The tram Mandalay was the Mandalay Electric Company in Burmese Mandalay built and operated in October 1902 with a capital of 200,000  pounds was founded.

history

Mandalay Electric Company depot, 1904
Generator room, 1904

The company Dick, Kerr & Co. began in December 1902 with the construction of the tram. On June 17, 1904, the first electric tram went into operation. From the center at Zegyo Bazaar there were three lines that went to the steamboat dock, the Arakan Pagoda and the court.

The power station on 78th Street had three Babcock & Wilcox water-tube boilers with a pressure of 11 bars. There was also an office building, garage and repair shops.

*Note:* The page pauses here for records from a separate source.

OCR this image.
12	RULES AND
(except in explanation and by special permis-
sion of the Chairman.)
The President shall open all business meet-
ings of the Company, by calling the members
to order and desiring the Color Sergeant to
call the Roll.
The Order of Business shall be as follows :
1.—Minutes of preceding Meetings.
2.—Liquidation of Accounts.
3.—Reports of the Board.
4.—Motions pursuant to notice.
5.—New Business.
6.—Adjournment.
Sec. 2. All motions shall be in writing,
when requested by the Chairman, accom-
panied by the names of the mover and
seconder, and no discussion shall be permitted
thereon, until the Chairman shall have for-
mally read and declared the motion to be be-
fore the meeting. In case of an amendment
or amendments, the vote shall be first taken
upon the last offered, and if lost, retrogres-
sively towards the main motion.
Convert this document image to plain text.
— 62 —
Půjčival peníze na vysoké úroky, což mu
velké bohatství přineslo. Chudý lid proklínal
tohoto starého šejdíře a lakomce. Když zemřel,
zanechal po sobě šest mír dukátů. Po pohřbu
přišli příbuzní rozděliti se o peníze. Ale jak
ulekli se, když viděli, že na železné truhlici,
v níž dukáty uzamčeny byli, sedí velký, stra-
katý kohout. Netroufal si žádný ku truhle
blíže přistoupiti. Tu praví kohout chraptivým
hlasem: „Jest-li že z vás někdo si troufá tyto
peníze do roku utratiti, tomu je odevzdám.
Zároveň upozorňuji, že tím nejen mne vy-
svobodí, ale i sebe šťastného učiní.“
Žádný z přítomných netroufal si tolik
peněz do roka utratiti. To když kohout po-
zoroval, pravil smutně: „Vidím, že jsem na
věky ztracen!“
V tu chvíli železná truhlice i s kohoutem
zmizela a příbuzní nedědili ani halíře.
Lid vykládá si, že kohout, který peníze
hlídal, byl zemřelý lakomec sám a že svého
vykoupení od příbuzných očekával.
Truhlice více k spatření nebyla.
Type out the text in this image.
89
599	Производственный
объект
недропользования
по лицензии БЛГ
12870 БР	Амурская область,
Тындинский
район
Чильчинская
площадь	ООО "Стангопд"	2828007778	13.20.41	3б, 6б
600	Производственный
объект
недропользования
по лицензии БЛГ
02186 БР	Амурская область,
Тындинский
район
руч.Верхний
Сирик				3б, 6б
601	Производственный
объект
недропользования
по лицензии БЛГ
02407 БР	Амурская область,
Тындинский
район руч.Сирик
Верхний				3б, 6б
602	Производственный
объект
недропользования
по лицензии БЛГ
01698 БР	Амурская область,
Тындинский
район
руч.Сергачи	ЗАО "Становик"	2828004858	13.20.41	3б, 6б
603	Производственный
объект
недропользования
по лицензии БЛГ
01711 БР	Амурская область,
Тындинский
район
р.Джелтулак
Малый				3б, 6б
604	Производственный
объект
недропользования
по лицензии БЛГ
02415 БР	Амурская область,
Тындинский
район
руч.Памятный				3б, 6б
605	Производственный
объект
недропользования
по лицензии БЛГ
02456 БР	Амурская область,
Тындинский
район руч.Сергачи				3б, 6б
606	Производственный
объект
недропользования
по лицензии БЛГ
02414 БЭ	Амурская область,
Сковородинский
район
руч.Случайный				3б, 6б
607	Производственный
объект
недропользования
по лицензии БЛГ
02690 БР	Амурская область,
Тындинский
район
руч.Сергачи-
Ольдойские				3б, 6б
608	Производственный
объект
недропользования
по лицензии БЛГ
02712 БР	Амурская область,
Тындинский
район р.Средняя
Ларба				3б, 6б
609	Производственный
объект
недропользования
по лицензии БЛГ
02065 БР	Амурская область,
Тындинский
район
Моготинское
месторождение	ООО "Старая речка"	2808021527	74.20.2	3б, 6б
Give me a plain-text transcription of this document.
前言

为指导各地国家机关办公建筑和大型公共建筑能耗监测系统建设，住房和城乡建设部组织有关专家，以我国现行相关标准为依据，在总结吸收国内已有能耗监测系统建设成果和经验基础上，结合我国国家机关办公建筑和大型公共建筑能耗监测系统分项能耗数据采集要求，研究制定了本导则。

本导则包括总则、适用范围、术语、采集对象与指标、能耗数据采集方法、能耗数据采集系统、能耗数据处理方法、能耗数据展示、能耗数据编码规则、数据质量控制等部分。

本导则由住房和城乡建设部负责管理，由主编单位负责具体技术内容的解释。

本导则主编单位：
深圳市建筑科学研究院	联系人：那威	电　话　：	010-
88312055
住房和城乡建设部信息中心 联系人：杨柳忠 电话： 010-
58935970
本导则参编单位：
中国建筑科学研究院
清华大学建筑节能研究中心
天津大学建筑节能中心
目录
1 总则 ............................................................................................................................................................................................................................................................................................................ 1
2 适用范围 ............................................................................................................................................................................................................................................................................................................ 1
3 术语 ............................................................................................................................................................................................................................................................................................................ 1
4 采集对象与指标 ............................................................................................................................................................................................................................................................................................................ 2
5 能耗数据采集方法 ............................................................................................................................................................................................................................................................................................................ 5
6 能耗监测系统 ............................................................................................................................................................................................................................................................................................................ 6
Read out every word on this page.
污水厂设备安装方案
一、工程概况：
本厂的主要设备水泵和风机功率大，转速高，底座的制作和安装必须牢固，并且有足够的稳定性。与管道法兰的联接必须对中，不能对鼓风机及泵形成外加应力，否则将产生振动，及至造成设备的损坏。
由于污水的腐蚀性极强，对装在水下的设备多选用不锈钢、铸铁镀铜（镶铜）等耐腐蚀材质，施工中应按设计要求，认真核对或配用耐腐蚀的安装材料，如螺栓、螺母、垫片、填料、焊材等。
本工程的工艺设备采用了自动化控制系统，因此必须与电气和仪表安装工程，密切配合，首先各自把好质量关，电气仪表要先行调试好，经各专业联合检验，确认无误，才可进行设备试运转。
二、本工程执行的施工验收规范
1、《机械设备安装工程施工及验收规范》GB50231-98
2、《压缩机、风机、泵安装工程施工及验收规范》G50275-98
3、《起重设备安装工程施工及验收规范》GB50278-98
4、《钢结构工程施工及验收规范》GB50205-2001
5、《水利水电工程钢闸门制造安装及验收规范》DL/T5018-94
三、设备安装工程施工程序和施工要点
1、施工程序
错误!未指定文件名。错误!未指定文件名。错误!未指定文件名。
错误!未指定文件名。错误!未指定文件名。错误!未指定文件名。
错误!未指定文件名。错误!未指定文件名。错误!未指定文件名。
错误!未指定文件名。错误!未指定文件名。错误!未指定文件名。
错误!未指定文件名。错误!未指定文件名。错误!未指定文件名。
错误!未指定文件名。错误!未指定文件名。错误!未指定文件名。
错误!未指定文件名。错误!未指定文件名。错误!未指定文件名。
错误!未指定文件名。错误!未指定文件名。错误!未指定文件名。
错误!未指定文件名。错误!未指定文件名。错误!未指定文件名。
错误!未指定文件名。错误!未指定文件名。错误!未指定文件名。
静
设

The track had a gauge of 1,067 mm (3 feet 6 inches , Cape gauge ) and a length of eleven kilometers. The line was double-tracked and electrified over the entire length. The 45 meter long rails were 150 millimeters high with a 38 millimeter (1.5 inch) deep groove. They were attached to hardwood sleepers with double nails.

There were 24 single deck, electrically powered, 48-seat open tram cars built by the Electric Railway & Tramway Carriage Works in Preston , Lancashire . The car bodies were 7,430 millimeters long and 1,800 millimeters wide. The bogies were manufactured by Brush and their drives were powered by 25B motors from Dick, Kerr & Co., which had around 28 hp and could be braked using resistors provided for this purpose if necessary. The roof frames were made entirely of teak and planked with cotton soaked in white oil paint. There were 100 volt electric headlights at both ends of the cars.

The overhead line and rails were badly damaged in an air raid on April 3, 1942 during the Second World War and were not put back into operation afterwards.

Individual evidence

  1. a b c Electric Tramway in Mandalay. Street Railway Review, November 20, 1904. Page 913.
  2. ^ Michael D. Leigh, The Evacuation of Civilians from Burma: Analyzing the 1942 Colonial Disaster. A&C Black, April 24, 2014. Page 161.